In the end, the test is ‘what works’ – the observed outcome in the real world of behavioural interventions. Reasonably clear outcomes may be observable in the case of sticks, such as adjustments to taxation, implementation of changes in road layouts or of charging schemes aimed at reducing vehicle emissions or traffic congestion. Similarly, the impact of carrots in the form of cash incentives can often be measured. But more nuanced interventions such as nudges may be harder to document.

Outcomes of behavioural interventions may be observed from experience in other countries. Yet local conditions and behavioural responses may be significantly different from those in the UK. For instance, Paris was one of the first cities to allow rental electric scooters, but then was one of the first to ban them on grounds of safety, following a referendum. But that is not to say that other cities would follow the example of Paris. Nevertheless, the idea of trialling an intervention for a defined period and then having a vote may be a practical way of testing public acceptability. Stockholm’s congestion charge was trialled for a seven-month period, then turned off prior to a referendum, the outcome of which led to permanent implementation.

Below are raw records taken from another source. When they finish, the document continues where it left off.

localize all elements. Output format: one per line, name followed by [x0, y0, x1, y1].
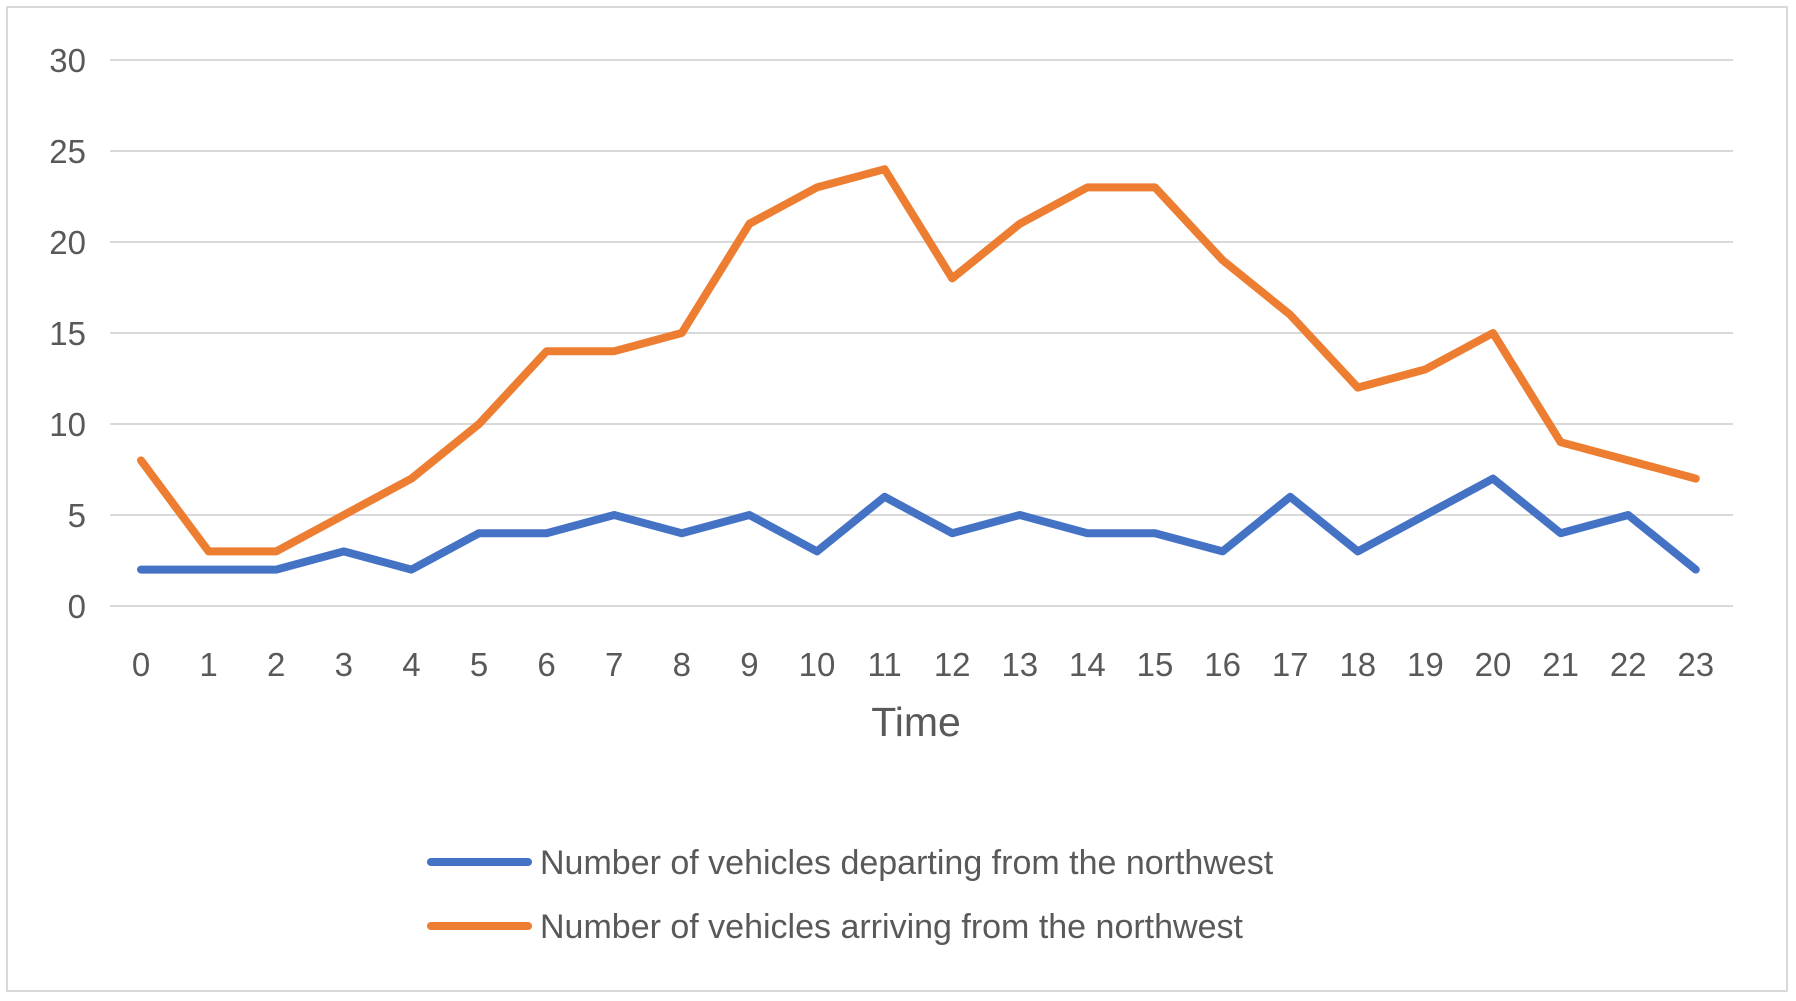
x-tick-label: 17 — [1272, 646, 1309, 683]
x-tick-label: 16 — [1204, 646, 1241, 683]
x-tick-label: 5 — [470, 646, 488, 683]
x-tick-label: 21 — [1542, 646, 1579, 683]
x-tick-label: 10 — [799, 646, 836, 683]
x-tick-label: 0 — [132, 646, 150, 683]
x-axis-tick-labels: 0 1 2 3 4 5 6 7 8 9 10 11 12 13 14 15 16 17 18 19 20 21 22 23 — [132, 646, 1714, 683]
series-line-0 — [137, 474, 1700, 574]
legend-label-1: Number of vehicles arriving from the nor… — [540, 908, 1243, 946]
x-tick-label: 15 — [1137, 646, 1174, 683]
x-tick-label: 23 — [1677, 646, 1714, 683]
x-tick-label: 19 — [1407, 646, 1444, 683]
x-tick-label: 22 — [1610, 646, 1647, 683]
y-tick-label: 0 — [68, 588, 86, 625]
x-tick-label: 8 — [673, 646, 691, 683]
x-tick-label: 1 — [199, 646, 217, 683]
y-tick-label: 25 — [49, 133, 86, 170]
gridlines — [110, 59, 1733, 607]
series-line-1 — [137, 165, 1700, 556]
y-tick-label: 30 — [49, 42, 86, 79]
x-tick-label: 9 — [740, 646, 758, 683]
y-tick-label: 20 — [49, 224, 86, 261]
x-tick-label: 2 — [267, 646, 285, 683]
y-tick-label: 10 — [49, 406, 86, 443]
x-tick-label: 20 — [1475, 646, 1512, 683]
x-tick-label: 12 — [934, 646, 971, 683]
series-lines — [137, 165, 1700, 574]
legend: Number of vehicles departing from the no… — [427, 844, 1274, 946]
chart-frame: 0 5 10 15 20 25 30 0 1 2 3 4 5 6 7 8 9 10 11 12 13 14 15 16 17 1… — [6, 6, 1788, 992]
x-tick-label: 11 — [867, 646, 901, 683]
x-tick-label: 13 — [1001, 646, 1038, 683]
x-tick-label: 6 — [537, 646, 555, 683]
x-tick-label: 3 — [335, 646, 353, 683]
x-axis-label: Time — [871, 699, 961, 745]
x-tick-label: 7 — [605, 646, 623, 683]
x-tick-label: 18 — [1339, 646, 1376, 683]
x-tick-label: 14 — [1069, 646, 1106, 683]
y-tick-label: 15 — [49, 315, 86, 352]
y-axis-tick-labels: 0 5 10 15 20 25 30 — [49, 42, 86, 625]
legend-label-0: Number of vehicles departing from the no… — [540, 844, 1274, 882]
y-tick-label: 5 — [68, 497, 86, 534]
x-tick-label: 4 — [402, 646, 420, 683]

The substantial scope for travel behaviour change was illustrated by the coronavirus pandemic, which had a major impact on travel behaviour largely through unavoidable constraints imposed by governments, an example of a big stick, deployable in extraordinary times. But once these constrains were removed, people reverted largely to their previous travel behaviour, which reflected prior choices about where they lived in relation to where they worked, to where family and friends lived, where their children were educated, as well as activities and services they had become accustomed to access. Such reversion implies that large changes in travel behaviour could not realistically be delivered in a democratic society in normal times.

While there is undoubted scope for the application of behavioural science to investigate how travel behaviour might usefully be changed incrementally, in practice on/off trials plus referenda might provide both a practical test of acceptability as well as a justification for initiatives by sufficiently bold politicians. And after a decision to implement permanently, evaluation on short-, medium- and longer-term timescales would help inform subsequent decisions.

Yet when contemplating the possibilities for travel behaviour change, we should not fail to recognise that the car has provided valued access benefits to a majority of households, notwithstanding its problems. Persuading people to use their cars less would therefore require provision of alternative modes that feel to them at least as good, reinforced by effective, probably incremental constraints on car use. Whether we use the shorthand of ‘carrots and sticks’ to describe such complementary measures is less important than finding the funding to invest in attractive alternatives to the car, particularly rail-based travel in urban areas where the economic viability of public transport is most feasible. In the absence of good alternatives, getting people out of their cars would be difficult, regardless of the sophistication of our behavioural analysis.